BEIJING (AP) — In a broadening campaign to enforce its territorial claims, China says it's beefing up its police powers in the disputed South China Sea and requiring foreign fishermen to ask Beijing's permission to operate within most of the vast, strategic waterway.

The move, which took effect this month, comes on the heels of the late November announcement of a new air defense zone requiring foreign planes to notify Beijing of flights over a huge swath of the East China Sea, where China is locked in a bitter territorial dispute with Japan.

The steps are prompting concerns that President Xi Jinping's push to assert China's role as a regional power could spark a confrontation with neighbors.

"These sort of assertions of sovereignty, or territorial claims, will continue. Xi believes he can't afford to be seen as soft," said City University of Hong Kong China politics expert Joseph Cheng.

The affected waters account for 2 million of the South China Sea's 3.5 million square kilometers (1.35 million square miles), a sweeping area encompassing island groups claimed by Vietnam, the Philippines and others — and in some cases occupied by their armed forces. The islands sit amid the world's busiest commercial sea lanes, along with rich fishing grounds and potential oil and gas deposits.

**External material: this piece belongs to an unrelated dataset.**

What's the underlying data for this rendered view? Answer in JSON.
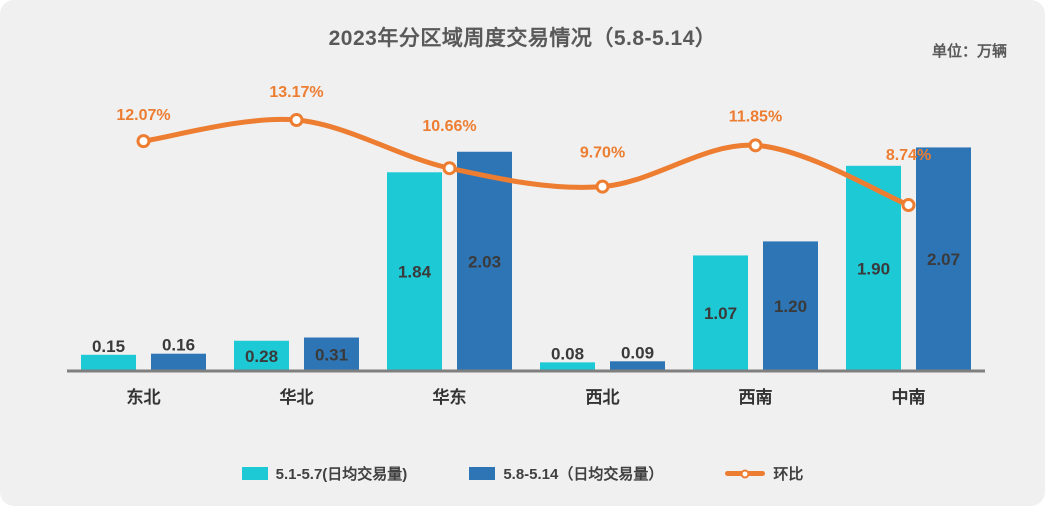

Philippines Department of Foreign Affairs spokesman Raul Hernandez said Wednesday that the country's diplomats were seeking more information on the new South China Sea rules. There was no immediate response from Vietnam.

The United States says it doesn't take sides in the sovereignty dispute but insists on the right to freedom of navigation in the area.

The new rules demand that foreign vessels seek permission to fish or survey within waters administered by Hainan, China's southernmost island province, which looks out over the South China Sea.

Authorities in the provincial city of Sansha, on an island far south of Hainan, held a joint drill Jan. 1 involving 14 ships and 190 personnel from various border patrol and law enforcement agencies.

"Rampant infringement by foreign fishing vessels" was among the activities targeted in the practice scenarios, law enforcement official Wang Shizhen was quoted as saying by the official China News Service.

Passed by Hainan's provincial legislature in late November, the new rules say only that permission must be obtained from unnamed "relevant departments" under China's Cabinet. Chinese law allows for the confiscation of catches and fishing equipment and fines of up to 500,000 yuan ($83,000) for violators.

While it would be nearly impossible to enforce the rule over such a vast area, the requirement seems to emphasize China's determination to compel foreign nations to take its sovereignty claims seriously.

Beijing has moved systematically to put teeth behind its island claims, setting up the Sansha city administration in 2012 to administer the scattered, lightly populated region of island groups and reefs.

China has also combined its civilian maritime agencies into a single coast guard to increase effectiveness, and even has cracked down on activity in the area by foreign maritime archeologists.

Farther north, China's announcement of its air defense zone drew expressions of concern from Japan, South Korea and Australia, all U.S. treaty partners.

The zone is seen largely as a means of strengthening China's claim to tiny uninhabited East China Sea islands administered by Japan and also claimed by Taiwan. For more than a year, Chinese patrol vessels have aggressively confronted Japanese ships in the area, leading to fears of a clash.

However, Xi is under far less nationalist pressure at home to take a hard line on South China Sea issues, said Cheng, the China politics expert.

Despite the new fishing rules, Beijing will likely seek to avoid increasing frictions by enforcing them too zealously, Cheng said.

"Beijing wants relations with Southeast Asia to be relatively smooth," he said. "They can't afford to alienate too many neighbors at one time."